Serverless Kubernetes with Amazon EKS
Serverless Kubernetes with Amazon EKS
The term Serverless does not mean that there are no servers involved at all. As many people are still confused with the fairly new term, we would like to clarify that first; Serverless is a cloud execution model in which the cloud provider runs the server, and dynamically manages the allocation of machine resources and low-level operations. The serverless model abstracts away the complexity of running distributed systems on the cloud and provides easy to use application interfaces. Serverless offerings on AWS include AWS Lambda, DynamoDB, S3 and Fargate.
In this tutorial, we are going to deploy a Serverless Kubernetes cluster on Amazon Elastic Kubernetes Service(EKS) using Cloud Development Kit(CDK) and we will leverage AWS Fargate to power-up container workloads on EKS. AWS Fargate provides on-demand, right-sized compute capacity for containers. With Fargate, you no longer have to provision, configure, or scale groups of virtual machines to run containers. This removes the need to choose server types, decide when to scale your node-groups or optimize cluster packing. AWS announced the EKS Fargate compatibility at the end of last year and it hasn’t got any sizeable attraction yet. We are going to take a look at the basic example and discuss the potential benefits and shortcomings of using Fargate with EKS.
For this tutorial, you need AWS CDK CLI, previously set AWS credentials and kubectl installed locally.
Let’s start with describing the main CDK Stack that we are going to use.
We are creating a VPC first, next necessary IAM roles and security groups, then we are creating an EKS cluster with a default Fargate profile, and lastly, we are adding two Kubernetes resources(deployments) to newly created cluster for testing purposes. We are using the “ecr-assets” package from CDK, it automates the building Docker images locally and pushing them to Elastic Container Registry(ECR) repositories before we deploy our stack.

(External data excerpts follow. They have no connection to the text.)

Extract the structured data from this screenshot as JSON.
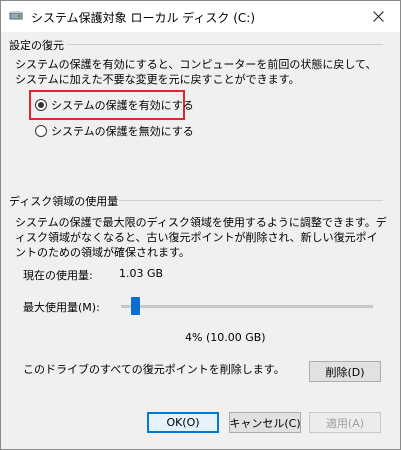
{
  "window": {
    "title": "システム保護対象 ローカル ディスク (C:)",
    "close_icon": "close-icon"
  },
  "restore_settings": {
    "header": "設定の復元",
    "description": "システムの保護を有効にすると、コンピューターを前回の状態に戻して、システムに加えた不要な変更を元に戻すことができます。",
    "options": [
      {
        "label": "システムの保護を有効にする",
        "selected": true
      },
      {
        "label": "システムの保護を無効にする",
        "selected": false
      }
    ]
  },
  "disk_usage": {
    "header": "ディスク領域の使用量",
    "description": "システムの保護で最大限のディスク領域を使用するように調整できます。ディスク領域がなくなると、古い復元ポイントが削除され、新しい復元ポイントのための領域が確保されます。",
    "current_usage_label": "現在の使用量:",
    "current_usage_value": "1.03 GB",
    "max_usage_label": "最大使用量(M):",
    "max_usage_fraction": 0.04,
    "max_usage_display": "4% (10.00 GB)"
  },
  "delete_section": {
    "description": "このドライブのすべての復元ポイントを削除します。",
    "delete_button": "削除(D)"
  },
  "buttons": {
    "ok": "OK(O)",
    "cancel": "キャンセル(C)",
    "apply": "適用(A)"
  },
  "colors": {
    "highlight": "#e0262a",
    "accent": "#0078d7"
  }
}
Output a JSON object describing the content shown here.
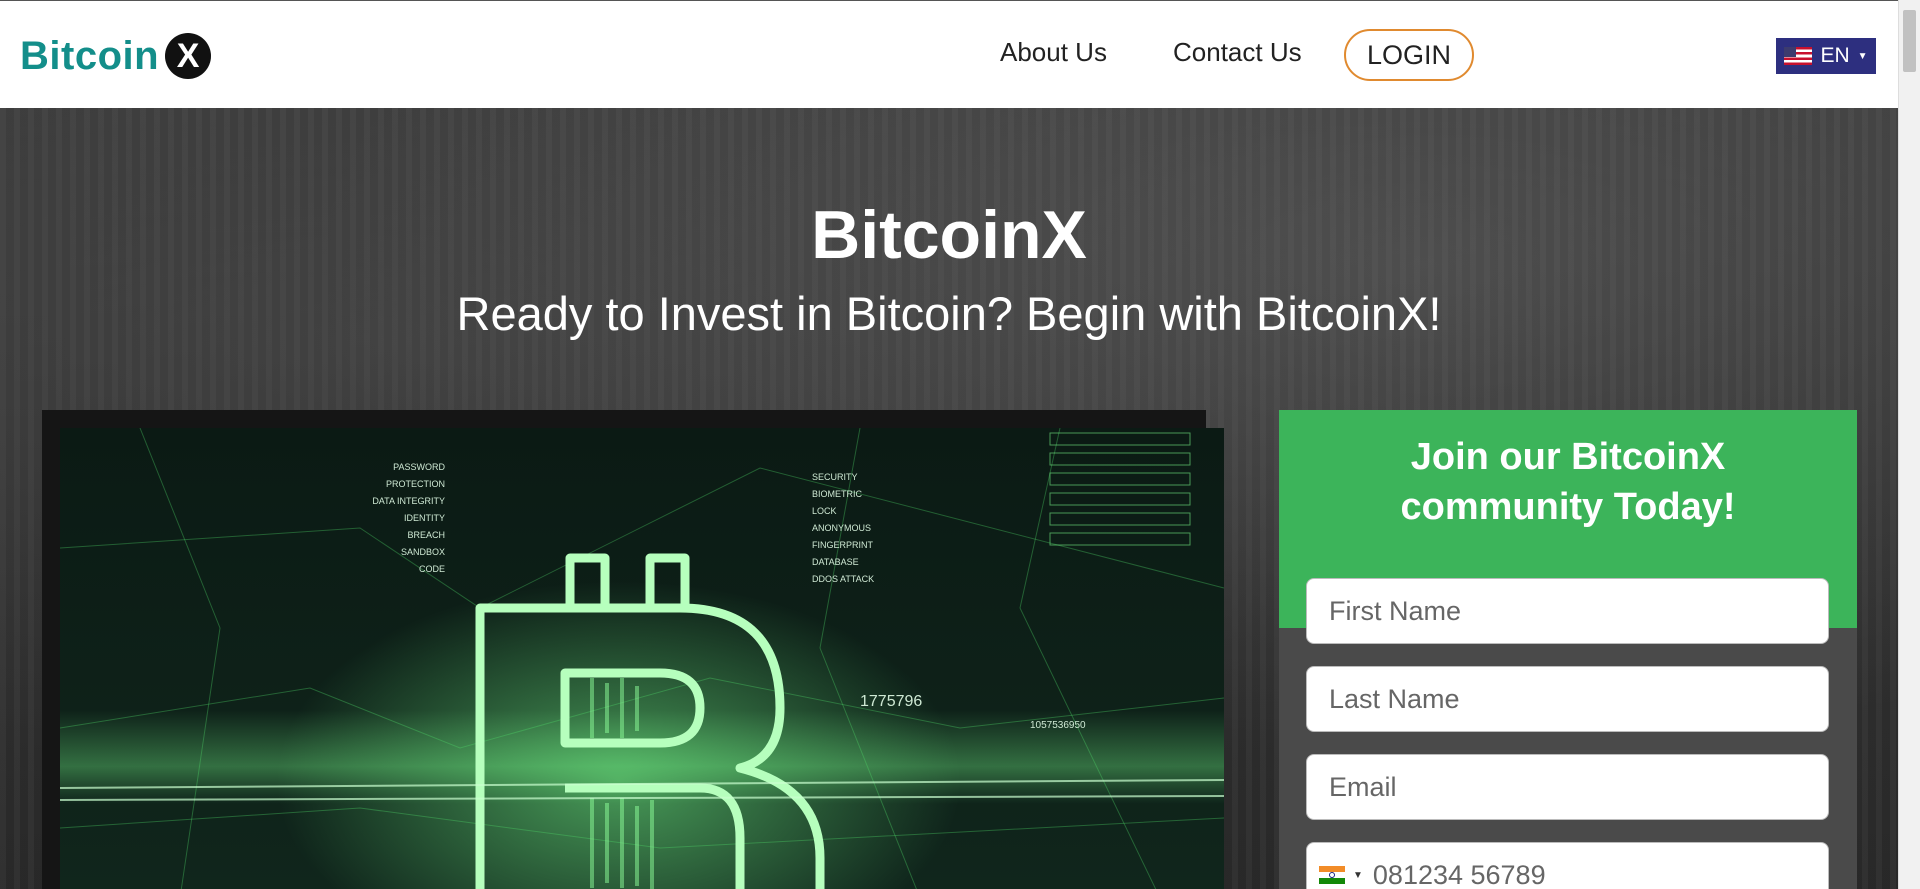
{
  "header": {
    "logo_text": "Bitcoin",
    "logo_mark": "X",
    "nav": [
      {
        "label": "About Us"
      },
      {
        "label": "Contact Us"
      }
    ],
    "login_label": "LOGIN",
    "language": {
      "label": "EN",
      "flag": "us-flag-icon"
    }
  },
  "hero": {
    "title": "BitcoinX",
    "subtitle": "Ready to Invest in Bitcoin? Begin with BitcoinX!"
  },
  "video": {
    "labels_left": [
      "PASSWORD",
      "PROTECTION",
      "DATA INTEGRITY",
      "IDENTITY",
      "BREACH",
      "SANDBOX",
      "CODE"
    ],
    "labels_right": [
      "SECURITY",
      "BIOMETRIC",
      "LOCK",
      "ANONYMOUS",
      "FINGERPRINT",
      "DATABASE",
      "DDOS ATTACK"
    ],
    "number_1": "1775796",
    "number_2": "1057536950"
  },
  "form": {
    "title_line1": "Join our BitcoinX",
    "title_line2": "community Today!",
    "first_name_placeholder": "First Name",
    "last_name_placeholder": "Last Name",
    "email_placeholder": "Email",
    "phone_placeholder": "081234 56789",
    "phone_flag": "india-flag-icon"
  },
  "colors": {
    "brand_teal": "#138e8a",
    "form_green": "#3cb45a",
    "login_border": "#e08a2f",
    "lang_bg": "#2d2f7f"
  }
}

This helper function will return a Kubernetes deployment template for a given application.
Follow the steps for deployment.
# Install dependencies
npm install
# Provide AWS account ID and AWS region as environment variables
vim .env
# Bootstrap the environment before the deployment
cdk bootstrap
# Deploy using CDK CLI.
cdk deploy
Now that deployment has finished, you should be seeing two commands on your screen.
Use the first command to setup kubectl configuration. After that, we are ready to interact with our cluster.
kubectl get pods
You would see that pods would not get scheduled and will be shown as in “Pending” state.
Now we have to delete and re-create any existing pods so that they are scheduled on Fargate nodes. Otherwise, pods including the “coredns” pods, will be stuck in “Pending” state.
# Reschedule deployments in kube-system namespace
kubectl rollout restart deployments -n kube-system
# Reschedule deployments in default namespace
kubectl rollout restart deployments
After that, check the pods again, they should be in “Running” state. Currently, pods running on Fargate are only supported on private subnets
Let’s check what type of worker nodes that are running.
kubectl get nodes
We can also check for if any EC2 instances are running in the background.
We are going to use the port-forward command to expose deployment to our localhost environment.
# Forwards pods to localhost
kubectl port-forward deployment/go-api 8080:8080
kubectl port-forward deployment/graphql-api 8090:8090
Let’s visit the “graphql-api” service.
All good, you can start playing with the new Serverless cluster. Create deployments, delete pods and see how EKS would manage the worker nodes. You can also create multiple Fargate profiles and schedule pods directly to them using different selectors. If a pod matches multiple Fargate profiles, EKS picks one of the matches at random.
Don’t forget to remove the stack once you are done with it.
# Destroy the CDK Stack
cdk destroy
Now that we have a working example, let’s discuss the potential benefits and shortcomings.
Why you should use EKS with Fargate?
- You don’t want to manage any worker-nodes and you want to have a Serverless offering which will minimize the effort of maintaining resources.
- You want to leverage the Kubernetes ecosystem.
- You want to pay per vCPU and memory usage and not for the whole instance.
- You want better isolation, as each pod scheduled on Fargate node does not share the underlying kernel, CPU resources, memory resources, or elastic network interface with another pod.
Why you should avoid using EKS with Fargate?
- No support for stateful workloads that require persistent volumes or file systems.
- 4 vCPU and 30Gb memory per pod hard limit.
- No Daemonsets, Privileged pods support.
- No GPU support.
- Classic Load Balancers and Network Load Balancers are not supported on pods running on Fargate. Ingress with ALB Ingress Controller is possible.
- Pods are not scheduled immediately, you will have to wait around a minute for a pod to be scheduled on a Fargate node.